Lily was always happy to take the photos and sign anything that wasn’t a body part, and would have done it even if it wasn’t a sensible PR move. The studio came down hard on anyone who was caught out being rude to fans. It was just preferable if it didn’t happen while she was out with someone—anyone—else, who also ended up having their evening disrupted.
“Of course.” She signed the backs of the receipts they immediately thrust at her, and posed between them while their boyfriends dutifully took their phones and snapped the photos.
“Thank you so much,” gushed one of the girls, while the other chipped in with “You’re so much nicer than I thought you’d be! You’re such a bitch on TV. It’s awesome.”
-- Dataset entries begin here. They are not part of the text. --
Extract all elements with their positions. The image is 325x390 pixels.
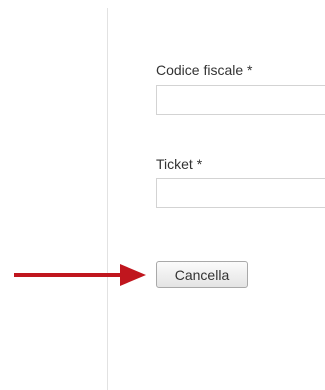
arrow-right-icon xyxy=(14,264,146,286)
ticket-label: Ticket * xyxy=(156,156,203,172)
fiscal-code-label: Codice fiscale * xyxy=(156,62,253,78)
ticket-input[interactable] xyxy=(156,178,325,208)
fiscal-code-input[interactable] xyxy=(156,85,325,115)
cancel-button[interactable]: Cancella xyxy=(156,261,248,288)
vertical-divider xyxy=(107,8,108,390)
search-form: Codice fiscale * Ticket * Cancella xyxy=(156,0,325,390)
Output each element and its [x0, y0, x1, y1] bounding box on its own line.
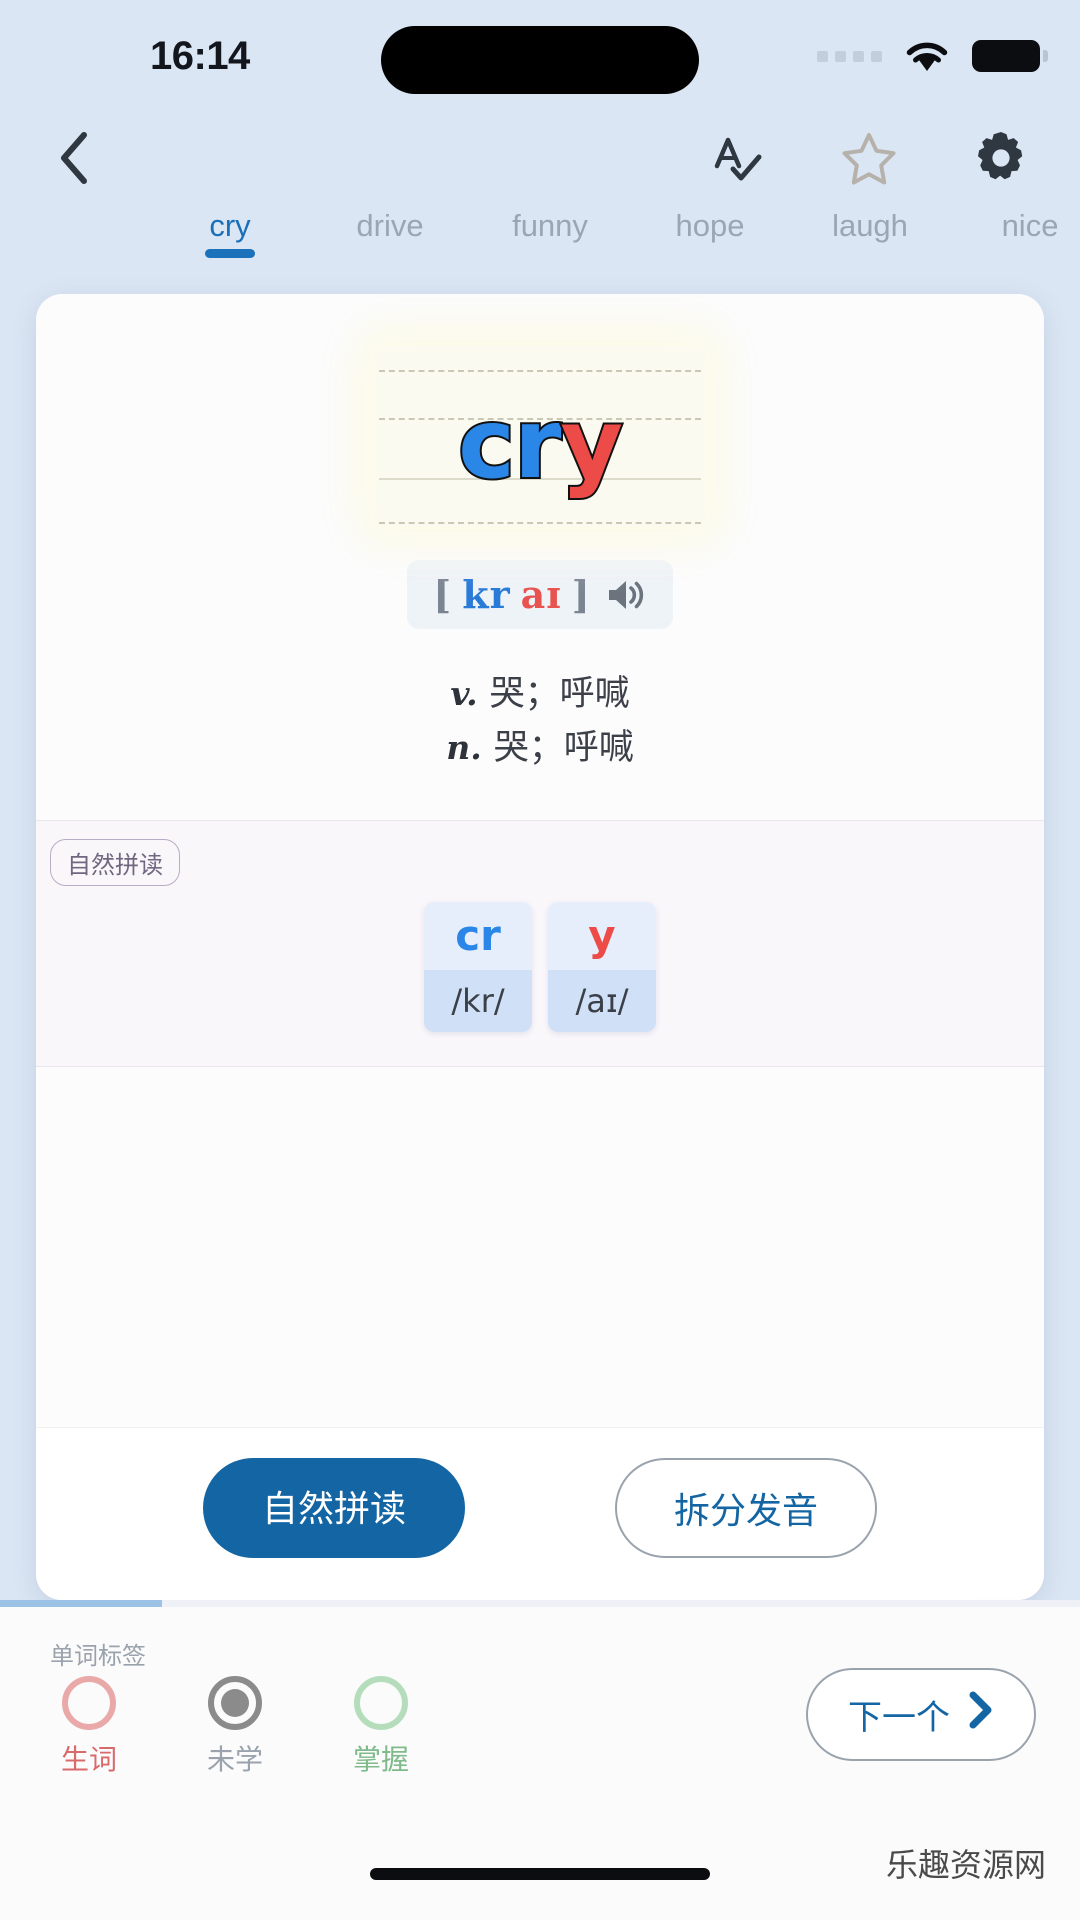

Lily thought she heard a muffled sound from Luc, but held on to the smile until the group departed, the girls chattering about how amazing it had been to meet her.
They were still within earshot when one of the guys said dismissively, “What’s the big deal? She’s probably dumb as fuck.”
“With that face and those tits, who cares?” the other guy said jokingly. “Like you wouldn’t fuck her.”
Maybe not boyfriends, then.
Lily heard that sort of thing so often and was so distracted tonight that it hardly registered. She would have gone back to eating her fruit salad if Luc hadn’t stiffened so visibly. He actually started to rise from the table, and Lily shot out an alarmed hand.
The tabloids were already full of false allegations; it would hardly help the cause if he beat the crap out of two stupid kids in a posh restaurant.